Les débats sur la compensation ne sont pas près de s’achever, d’autant que la base du ZAN est faussée, car selon les outils de mesures qu’on utilise, l’artificialisation des terres passe du simple au quintuple. Ceux utilisés par le Cerema sont les fichiers fonciers, a priori les plus précis. Mais pas forcément les plus proches de la réalité, car un parc urbain en herbes est réglementairement considéré au même titre qu’une autoroute, tandis qu’un champ de patates, une serre géante ou des hectares de panneaux photovoltaïques posés au sol sont rangés parmi les espaces non artificialisés… Aucun maire ne semble content. Ceux des zones rurales s’estiment lésés, car le ZAN imposant de diviser par deux les constructions par rapport à la surface aménagée dans les années 2010, les grandes villes disposent encore d’un joli paquet de mètres carrés à construire d’ici 2030, contrairement aux collectivités rurales. En ce qui les concerne, les maires des grandes villes partagent la même frustration pour des raisons inverses : comment, sans rogner ni compenser sur les terres agricoles, construire de nouveaux logements, sur les dents creuses, les friches, l’existant, tout en faisant de la place à la végétation pour lutter contre l’effet îlot de chaleur urbain (ICU) et en « dédensifiant » la ville afin que ses habitants puissent respirer selon le modèle de l’Anru ? Personne ne sait. L’équation semble d’autant plus difficile à résoudre que nul ne sait précisément repérer et mesurer les friches et les logements et bureaux vacants ! De quoi nourrir la rancœur de nombreux élus, sur laquelle a surfé Laurent Wauquiez en annonçant le 30 septembre 2023 qu’il allait « sortir du ZAN » – comme s’il allait pouvoir le faire, cette loi selon lui « ruralicide, [qui est] l’incarnation d’une technocratie administrative qui consiste à appliquer une même règle de façon très uniforme sur l’ensemble du territoire. »

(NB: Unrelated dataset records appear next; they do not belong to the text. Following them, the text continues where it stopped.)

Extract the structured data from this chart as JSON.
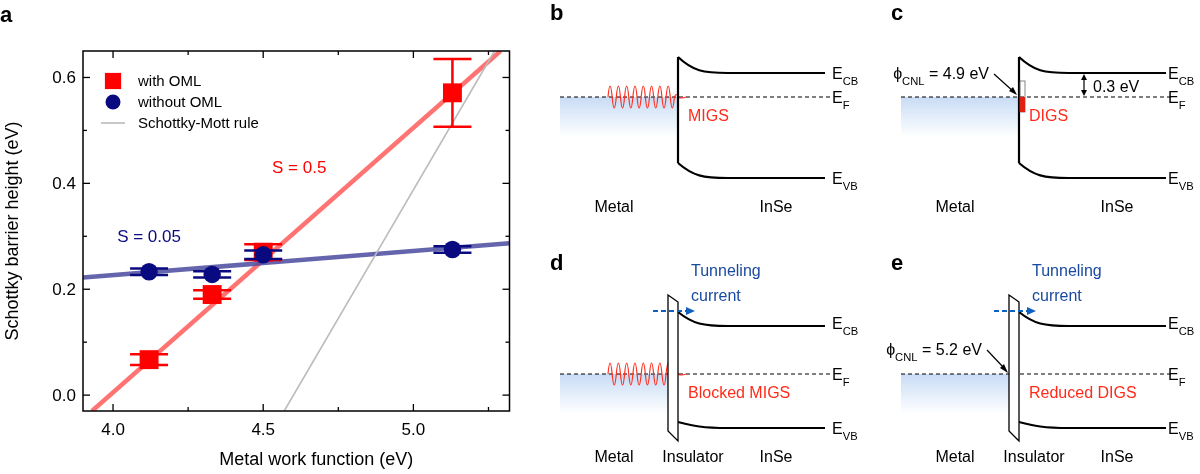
{
  "chart_data": [
    {
      "type": "scatter",
      "xlabel": "Metal work function (eV)",
      "ylabel": "Schottky barrier height (eV)",
      "xlim": [
        3.9,
        5.32
      ],
      "ylim": [
        -0.03,
        0.65
      ],
      "xticks": [
        {
          "value": 4,
          "label": "4.0"
        },
        {
          "value": 4.25,
          "label": null
        },
        4.5,
        {
          "value": 4.75,
          "label": null
        },
        {
          "value": 5,
          "label": "5.0"
        },
        {
          "value": 5.25,
          "label": null
        }
      ],
      "yticks": [
        {
          "value": 0,
          "label": "0.0"
        },
        {
          "value": 0.1,
          "label": null
        },
        0.2,
        {
          "value": 0.3,
          "label": null
        },
        0.4,
        {
          "value": 0.5,
          "label": null
        },
        0.6
      ],
      "legend": "top left",
      "grid": false,
      "annotations": [
        "a",
        "S = 0.5",
        "S = 0.05"
      ],
      "series": [
        {
          "name": "with OML",
          "type": "scatter",
          "marker": "square",
          "color": "#ff0000",
          "x": [
            4.12,
            4.33,
            4.5,
            5.13
          ],
          "values": [
            0.067,
            0.19,
            0.27,
            0.571
          ],
          "errors": [
            0.01,
            0.008,
            0.015,
            0.064
          ]
        },
        {
          "name": "without OML",
          "type": "scatter",
          "marker": "circle",
          "color": "#0a0a80",
          "x": [
            4.12,
            4.33,
            4.5,
            5.13
          ],
          "values": [
            0.233,
            0.228,
            0.265,
            0.275
          ],
          "errors": [
            0.006,
            0.006,
            0.008,
            0.006
          ]
        },
        {
          "type": "line",
          "color": "#ff5a5a",
          "x": [
            3.93,
            5.29
          ],
          "values": [
            -0.03,
            0.65
          ]
        },
        {
          "type": "line",
          "color": "#4a4aa0",
          "x": [
            3.9,
            5.32
          ],
          "values": [
            0.222,
            0.287
          ]
        },
        {
          "name": "Schottky-Mott rule",
          "type": "line",
          "color": "#bbbbbb",
          "x": [
            4.57,
            5.27
          ],
          "values": [
            -0.03,
            0.65
          ]
        }
      ]
    },
    {
      "type": "other",
      "annotations": [
        "b",
        "Metal",
        "InSe",
        "E$_{CB}$",
        "E$_{F}$",
        "E$_{VB}$",
        "MIGS",
        "c",
        "Metal",
        "InSe",
        "E$_{CB}$",
        "E$_{F}$",
        "E$_{VB}$",
        "DIGS",
        "ϕ$_{CNL}$ = 4.9 eV",
        "0.3 eV",
        "d",
        "Metal",
        "Insulator",
        "InSe",
        "E$_{CB}$",
        "E$_{F}$",
        "E$_{VB}$",
        "Blocked MIGS",
        "Tunneling",
        "current",
        "e",
        "Metal",
        "Insulator",
        "InSe",
        "E$_{CB}$",
        "E$_{F}$",
        "E$_{VB}$",
        "Reduced DIGS",
        "Tunneling",
        "current",
        "ϕ$_{CNL}$ = 5.2 eV"
      ]
    }
  ]
}
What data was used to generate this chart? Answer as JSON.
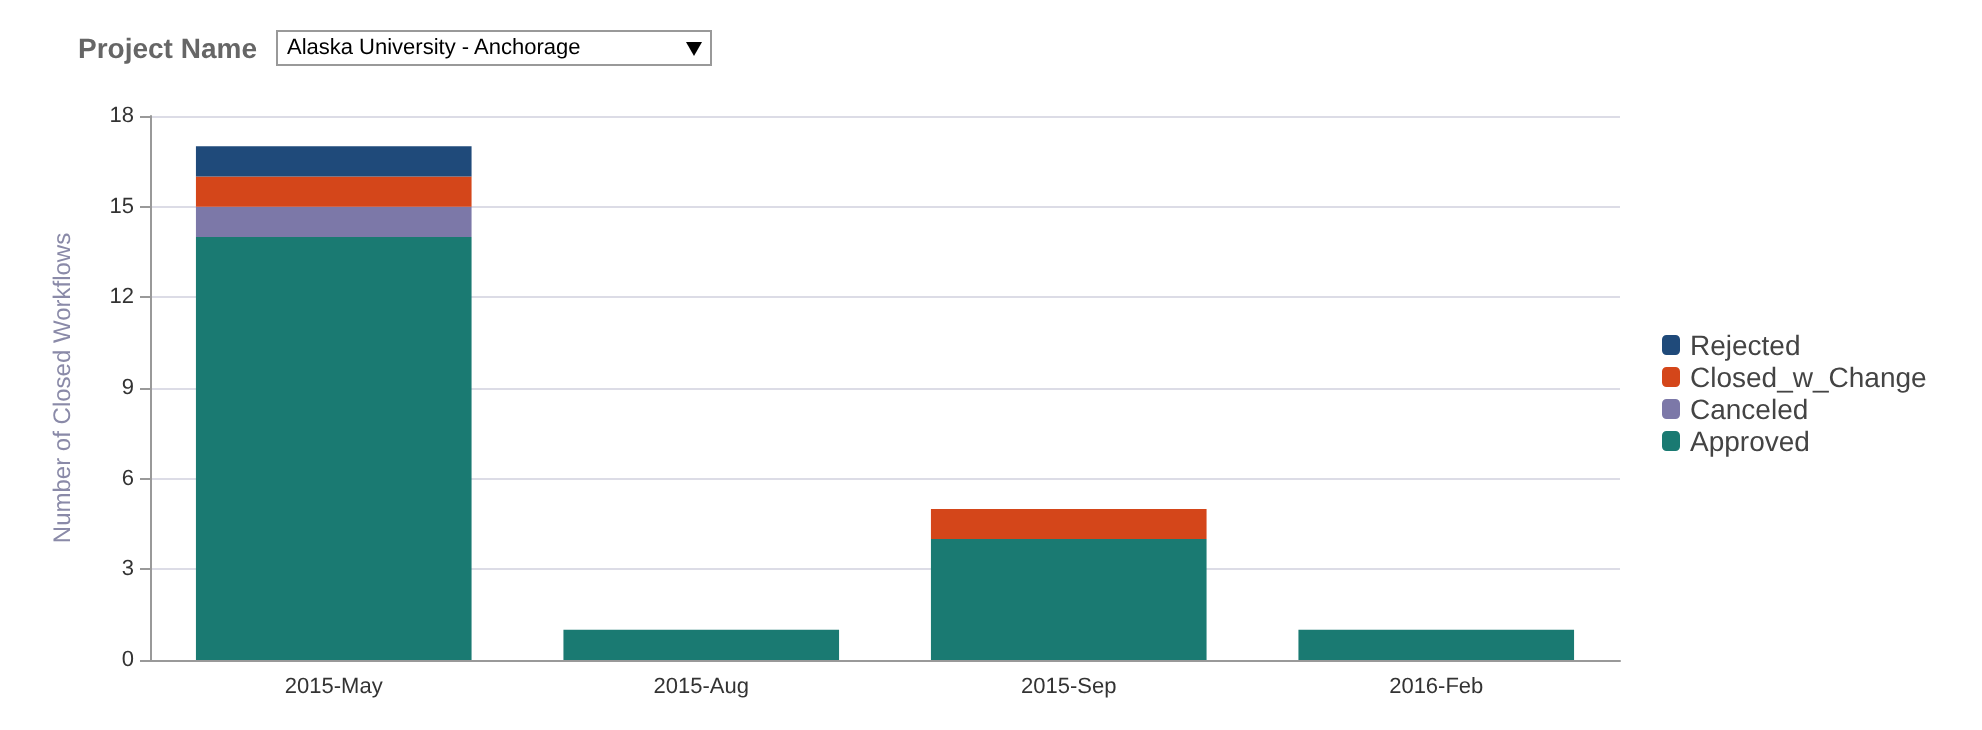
{
  "chart_data": {
    "type": "bar",
    "stacked": true,
    "annotations": [
      "Project Name",
      "Alaska University - Anchorage"
    ],
    "ylabel": "Number of Closed Workflows",
    "categories": [
      "2015-May",
      "2015-Aug",
      "2015-Sep",
      "2016-Feb"
    ],
    "series": [
      {
        "name": "Approved",
        "color": "#1a7a72",
        "values": [
          14,
          1,
          4,
          1
        ]
      },
      {
        "name": "Canceled",
        "color": "#7c78a8",
        "values": [
          1,
          0,
          0,
          0
        ]
      },
      {
        "name": "Closed_w_Change",
        "color": "#d4461a",
        "values": [
          1,
          0,
          1,
          0
        ]
      },
      {
        "name": "Rejected",
        "color": "#1f4a7a",
        "values": [
          1,
          0,
          0,
          0
        ]
      }
    ],
    "ylim": [
      0,
      18
    ],
    "yticks": [
      0,
      3,
      6,
      9,
      12,
      15,
      18
    ],
    "grid": "y",
    "legend": "right"
  }
}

agence locale de compensation
Pour que la compensation ait lieu dans des conditions sereines, sans que les communes rurales s’estiment en être l’agent obligatoire pour permettre aux villes de continuer de s’étendre, la Safer Normandie a décidé d’entrer au capital d’Archipel. Créé en 2016 par le bureau d’études Biotope et la Safer Île-de-France, Archipel, dont Claire Poinsot est la directrice générale, est un « intermédiaire de compensation. » Avec elle, un agriculteur peut signer une convention de gestion par laquelle il sera rémunéré durant 30 à 50 ans pour entretenir des terres de compensation. Dans le panier de la mariée, la Safer apporte l’expertise foncière et juridique tandis que Biotope dépose son expertise naturaliste et réglementaire. « Le but est d’éviter la double peine agricole, la spéculation foncière en créant des montages financiers innovants avec tous les acteurs locaux », explique Emmanuel Hyest. Et ceci, suffisamment en amont des projets pour tenter l’évitement. Anticiper, proposer des solutions foncières adaptées, cibler des friches. En Île-de-France, rappelle Claire Poinsot, Archipel a pu faire de la compensation sur 200 ha sur d’anciennes carrières, des terrains de sport abandonnés et des dépôts d’ordures sauvages. « Avec l’argent de la compensation on les a achetés et restaurés, et depuis, on les gère, » et cela fait 200 ha de terres agricoles qui n’auront pas été détournés pour faire de la compensation écologique. Ainsi faite, la compensation pourrait passer de l’image de boulet réglementaire au statut de projet de territoire.